Riforma pensioni: nonni a lavoro e nipoti… a spasso!

Nel 2012 sono andati in pensione coloro che avevano maturato i requisiti nel 2011 (prima della riforma-Fornero), ma che dovevano aspettare la cosiddetta “finestra mobile”: 12 mesi per i lavoratori dipendenti, 18 per gli autonomi, e questi ultimi andranno in pensione il prossimo giugno. Per quanto riguarda gli “esodati”, coloro che rischiano di andare in pensione senza reddito, il pensionamento è invece previsto secondo le vecchie regole. Con il 2013 e la “riforma Fornero” l’età pensionabile si allungherà creando per le aziende e per i giovani in cerca di lavoro non pochi problemi. Con la nuova legge il lavoratore potrà scegliere di restare in attività fino a 70 anni e 3 mesi senza essere licenziato, 4 anni in più della soglia normale di accesso alla pensione di vecchiaia, prima fissata a 65 anni. Allungare l’età pensionabile ha creato diverse polemiche, soprattutto per i lavoratori che si dedicano a mestieri piuttosto faticosi dal punto di vista fisico, come un muratore, un manovale, ma anche un medico chirurgo. L’aumento della soglia d’età per la pensione è stato dato dall’allungarsi della speranza di vita, così dal prossimo gennaio, per tutti, l’età del pensionamento si allungherà di 3 mesi: per andare in pensione di vecchiaia ci vorranno come minimo 66 anni e 3 mesi per i dipendenti pubblici e privati e per gli autonomi, stessa cosa per le dipendenti pubbliche. Le lavoratrici privati, invece, fino al 2018, godranno del vantaggio di poter andare in pensione a 62 anni e tre mesi. Da gennaio, quindi, salirà la soglia per accedere alla pensione d’anzianità, che la riforma ribattezza “anticipata”: 42 anni e 5 mesi per gli uomini e 41 anni e 5 mesi per le donne. E se uno uscirà prima di aver raggiunto 62 anni d’età subirà pure un taglio dell’assegno: dell’1% per ogni anno fino ai primi due, poi del 2%. Salirà di tre mesi, infine, il tetto per la pensione degli stakanovisti: da 70 anni nel 2012 a 70,3. E’ iniziato, quindi, il conto alla rovescia! E riassumendo la situazione, a meno di 1 mese alla scadenza, possiamo dire che la riforma porterà 3 mesi in più di lavoro e circa il 3% in meno di assegno: il 1° gennaio 2013 scatta il primo di una serie di gradini periodici che riguarderanno il “quando” e il “quanto” della nostra pensione:
l’adeguamento dell’età della pensione di vecchiaia alle aspettative di vita. Il diritto scatterà:
– per un dipendente uomo a 66 anni e 3 mesi, contro gli attuali 66 anni;
– per una dipendente donna a 62 anni e 3 mesi, contro gli attuali 61 (per le lavoratrici autonome a 63 anni e 9 mesi contro i 61 e mezzo di oggi);
i coefficienti di trasformazione cioè le percentuali di rivalutazione da applicare al “montante contributivo” per determinare la rendita previdenziale. Il 1° gennaio scatta la prima variazione dei coefficienti che è negativa per chi va in pensione con meno di 65 anni. Una perdita che varierà dal 2 al 4% del reddito.
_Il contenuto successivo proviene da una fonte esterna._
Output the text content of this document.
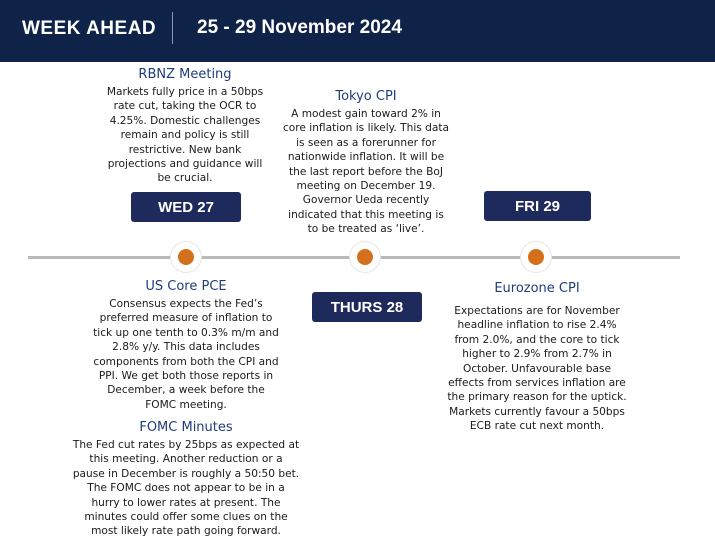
WEEK AHEAD 25 - 29 November 2024
WED 27
THURS 28
FRI 29
RBNZ Meeting
Markets fully price in a 50bps rate cut, taking the OCR to 4.25%. Domestic challenges remain and policy is still restrictive. New bank projections and guidance will be crucial.
Tokyo CPI
A modest gain toward 2% in core inflation is likely. This data is seen as a forerunner for nationwide inflation. It will be the last report before the BoJ meeting on December 19. Governor Ueda recently indicated that this meeting is to be treated as ‘live’.
US Core PCE
Consensus expects the Fed’s preferred measure of inflation to tick up one tenth to 0.3% m/m and 2.8% y/y. This data includes components from both the CPI and PPI. We get both those reports in December, a week before the FOMC meeting.
FOMC Minutes
The Fed cut rates by 25bps as expected at this meeting. Another reduction or a pause in December is roughly a 50:50 bet. The FOMC does not appear to be in a hurry to lower rates at present. The minutes could offer some clues on the most likely rate path going forward.
Eurozone CPI
Expectations are for November headline inflation to rise 2.4% from 2.0%, and the core to tick higher to 2.9% from 2.7% in October. Unfavourable base effects from services inflation are the primary reason for the uptick. Markets currently favour a 50bps ECB rate cut next month.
Insomma, una riforma che cade in un momento storico assai critico nel quale la disoccupazione giovanile ha toccato picchi record e trattenere ad oltranza i “nonni” sul posto di lavoro non sembra proprio essere la scelta più adatta perchè preclude ulteriormente alle nuove generazioni la possibilità di ingresso nel mondo del lavoro.